We had a call with Plan B last week. And we asked him, have you seen this before? Have you seen where your models are so far wrong, like they're saying Bitcoin should be at 100,000 or 170,000 if you use gold, and it's only at 20? And he made a great point, because, yes, they've been this wrong before. He pointed out in 2013 and 2017, they were this wrong. It was just the opposite, though. Bitcoin was much higher than what his models were showing.
That makes a great point, that the model today is confirming that Bitcoin is very, very undervalued, just like it confirmed it was overvalued when Bitcoin was at 20,000 in 2017. And when it hit 35 back in 2013.
PAUL GUERRA: Very interesting to see Brian's approach to evaluating the Bitcoin's network. But Ash, for everyone watching here right now, Brian seems to believe that the network effects are playing a key role for Bitcoin. Could you please elaborate a little more on what Brian meant by the Metcalfe's law?

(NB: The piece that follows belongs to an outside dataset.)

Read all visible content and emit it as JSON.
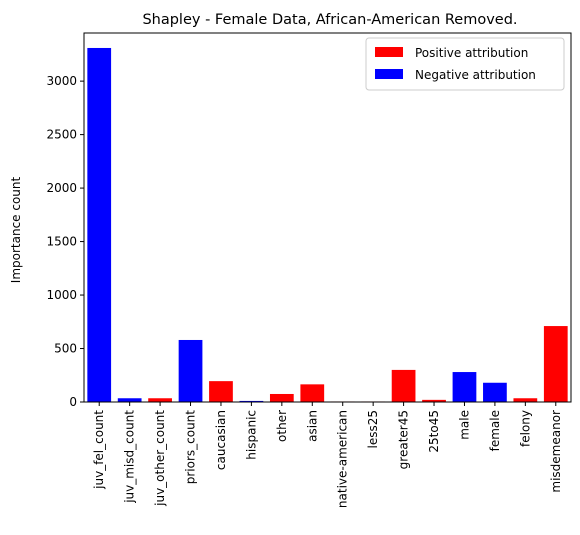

ASH BENNINGTON: Well, Paul, first, obviously, not financial advice and not an endorsement of the valuation model that Brian is using here, just my explanation of his interpretation, my interpretation of his view. But let's geek out a little just for smiles here. Let's actually talk about what Metcalfe's law is, because it's often used but rarely defined.
Metcalfe's law is actually an engineering construct that's been adopted by some investors to describe what in their view is the valuation of certain networks. Metcalfe's law, actually, as it turns out, is about any type of network. Robert Metcalfe is the CO inventor of Ethernet. If you plug an Ethernet cable into the back of your computer, that's the guy.
PAUL GUERRA: Wow, no way. Sorry. I didn't mean to interrupt. I didn't know that. That's really cool.
ASH BENNINGTON: Yeah. And what his law is about, it describes the number of connections between any given number of nodes on the network, and the formula for that is n, where n is the number of nodes, n times n minus one over two. It's the number of nodes on the network, which is called n, times n minus one because a node can't connect to itself, and over two, because A connects to B and B connects to A or essentially the same connection, but in different directions. I think that's right.
I didn't study math as much as I should have, knowing that I was going to be doing it for a living. But if you graph n times n minus one over two, it basically looks identical, virtually to n squared, which looks like this. That's the traditional exponential growth function that you see, that's increasing and increasing at an increasing rate. That's just what the formula looks like.